Container vendor Docker Inc. is in the process of raising a $75 million round of funding, as the company aims to grow its business and compete effectively against a growing array of container and microservices vendors.
On Oct. 6, Docker Inc. filed a disclosure with the U.S. Securities and Exchange Commission, revealing a few details about the in-progress funding round. The total offering amount for the equity funding round is listed in the SEC filing as $75 million, of which approximately $62 million has been sold.
Of note in the SEC filing is a section in which companies are asked to indicate the revenue range for a filing company. Rather than report a revenue figure, Docker’s CFO Mike Gupta checked the box “decline to disclose.”
Docker’s last round of funding was its Series D, which was publicly announced in April 2015 and brought in $95 million. Docker had previously raised $15 million in a January 2014 Series B round and an additional $40 million in its September 2014 Series C. With the new in-progress $75 million round, total funding for the company will top $225 million.
Docker as a company has undergone tremendous changes in recent years as it has helped to spark the container and microservices DevOps revolution. When it was created in 2008, the company was known as dotCloud. In March 2013, founder Solomon Hykes officially started the Docker project within dotCloud. Because of the early rapid traction of the container technology, dotCloud rebranded itself as Docker Inc. in October 2013. In August 2014, Docker sold its dotCloud platform-as-a-service (PaaS) assets, focusing full-time on the container market.
Although adoption of the open-source Docker Engine for container applications has been rapid, it’s not clear if Docker’s revenue have grown as quickly. On May 2, Docker replaced Ben Golub as CEO with Steve Singh, in a move to help grow the business.
“I want to make sure we scale our business with everything from investment to distribution, marketing, customer support and product development,” Singh told eWEEK when he became CEO.
While Docker helped to launch the modern container model, rivals continue to emerge. In addition, the core open-source Docker Engine technology itself has faced challenges as other vendors have called for the development process to be more open.
CoreOS was among the first vendors to emerge as a competitor to Docker, launching its own container engine called rkt (pronounced “rocket”) and helping to lead efforts at the Linux Foundation to create container standards. The Open Container Initiative (OCI) was the first such container standards effort and got started in June 2015. It took two years for the OCI standards to come together, with the 1.0 milestone only becoming generally available on July 19.
Going a step beyond the OCI and its runtime specification is the containerd project at the Cloud Native Computing Foundation (CNCF). Containerd is an OCI-complaint container runtime project that is now the basis for the Docker Engine. CoreOS’ rkt engine is also being hosted at the CNCF.
The overall model in which Docker is built has also evolved, from being a more monolithic approach to an open model across a set of connected efforts, known as the Moby Project, which was first announced at DockerCon 17 in April.
Kubernetes
While the open-source Docker Engine and now containerd are basic building blocks of using containers for application virtualization, companies also require orchestration and management for deployments. That’s the space where the open-source Kubernetes platform fits into the market.
Kubernetes was first developed by Google and is now managed as a CNCF project with multiple stakeholders. Red Hat, which was among the first backers of the open-source Docker project, has aggressively pursued a Kubernetes strategy with its own OpenShift project. During Red Hat’s second-quarter fiscal 2018 earnings call on Sept. 25, CEO Jim Whitehurst said he expects OpenShift to become his company’s second largest revenue generator, after Red Hat Enterprise Linux.
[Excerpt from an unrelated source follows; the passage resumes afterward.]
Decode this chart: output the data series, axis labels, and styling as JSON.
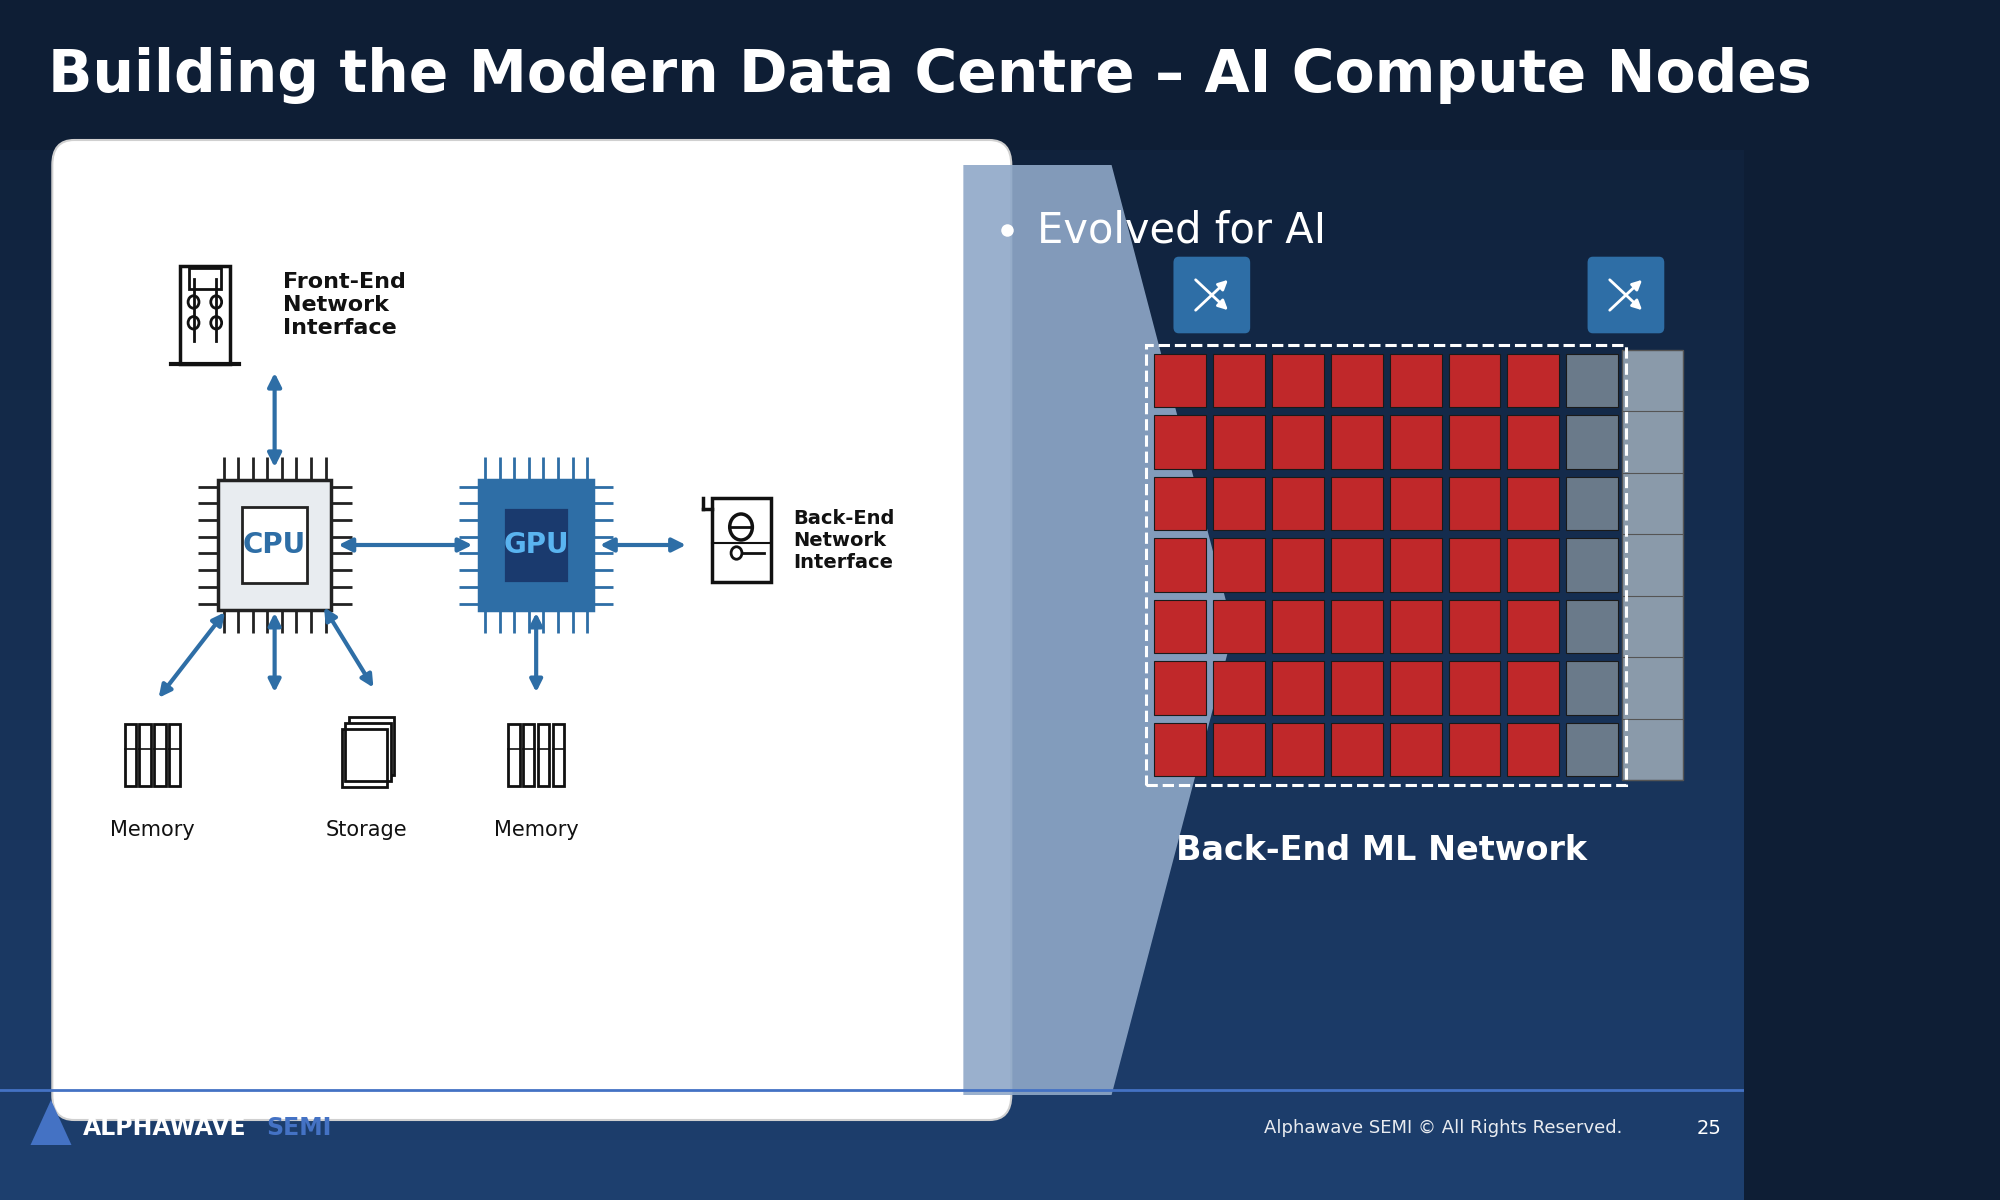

Docker has its own orchestration technology known as Swarm, which is competitive with Kubernetes. From a commercial perspective, Docker Enterprise Edition bundles a commercially supported version of Swarm along with other management tools to help organizations deploy container application at scale. Docker has also built commercial partnerships with Hewlett Packard Enterprise, Cisco and Microsoft to help get its technology in the hands of enterprise users and, more importantly, to generate revenue to support the business.
There is little question that containers are being used by enterprises today, and that usage will continue to grow for the foreseeable future. What is a question, however, is which technologies will be used. With the disaggregation of the Docker Engine and OCI standardization, there is the potential that other non-Docker container engines will become popular. Kubernetes already has a lot of momentum behind it and has been embraced by many organizations.
Docker still has first mover advantage, and the majority of all container deployments today are using the Docker Engine at the core. Although rivals are making money in the container market, there is a lot of money to be made, as organizations transform legacy monolithic applications and embrace a more agile cloud-native, DevOps model with containers.
At its DockerCon EU conference, which runs Oct. 16-19 in Copenhagen, Denmark, it’s likely that Docker Inc. will reiterate its core open-source values and announce new capabilities. As Docker faces an increasingly competitive landscape and is raising new money, the company and its leadership will also need to articulately detail the path forward for both container success and its own.